La rentrée scolaire 2018 incertaine

En réunion ce mardi 11 septembre 2018, à leur siège à Donka  avec certaines structures du système éducatif, le bureau national du SLECG (Syndicat Libre des Enseignants et Chercheurs de Guinée),  par la voix  de son  secrétaire général du SLECG, Aboubacar Soumah annoncé qu’il y aura pas l’ouverture des classes le 03 octobre prochain tant  les 8 millions de francs guinéens ne sont pas négocier et obtenus.

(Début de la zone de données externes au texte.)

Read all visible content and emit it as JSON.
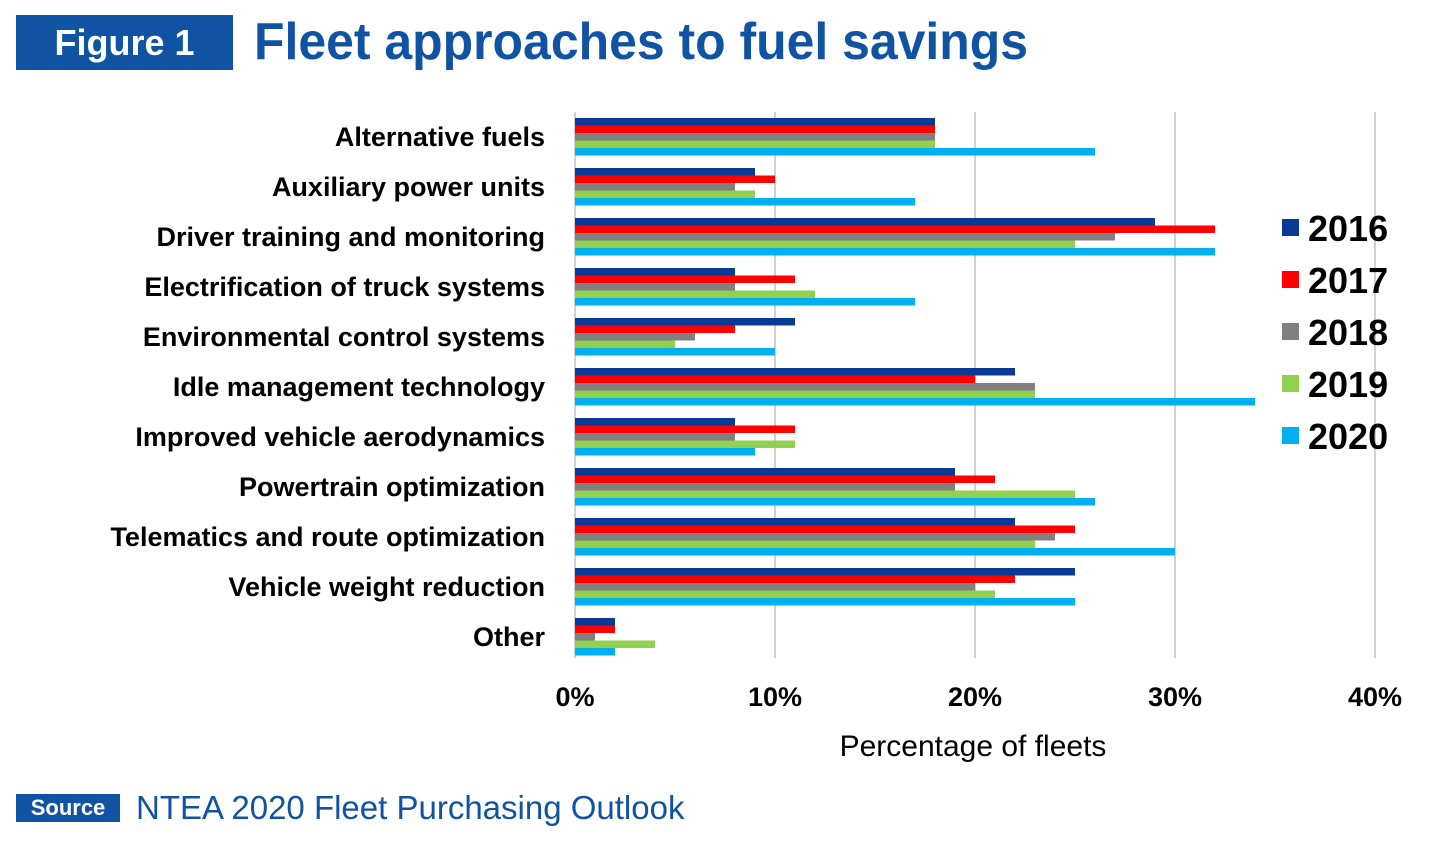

En effet, cette décision du SLECG serait partie  de la sortie  récente   du premier ministre Ibrahima Kassory Fofana  qui dans  sa sortie  médiatique sur les ondes des médias d’Etat insisté  que le salaire de huit millions de francs guinéens réclamé par les enseignants « n’est pas négociable », mais aussi la mise en place dans ces derniers jours d’une nouvelle structure syndicale de l’éducation à Kindia.
Après la réunion qui a duré environ trois heures, des décisions ont été prises , comme l’annonce Aboubacar Soumah « Par rapport à la négociation concernant les huit millions de FG, considérant la déclaration du Premier ministre, monsieur Kassory Fofana , considérant également les dispositions que le gouvernement est entrain de prendre à travers la mise en place d’une structure syndicale uniquement destinée à défendre les intérêts du gouvernement et non des travailleurs ;l’ensemble des structures à la base, en concertation avec les membres du bureau exécutif national du SLECG, nous décidons qu’il n’y aura pas d’ouverture des classes en République de Guinée tant que les huit millions ne sont pas négociés et obtenus, à la satisfaction de la revendication de l’ensemble des enseignants  de la république de Guinée »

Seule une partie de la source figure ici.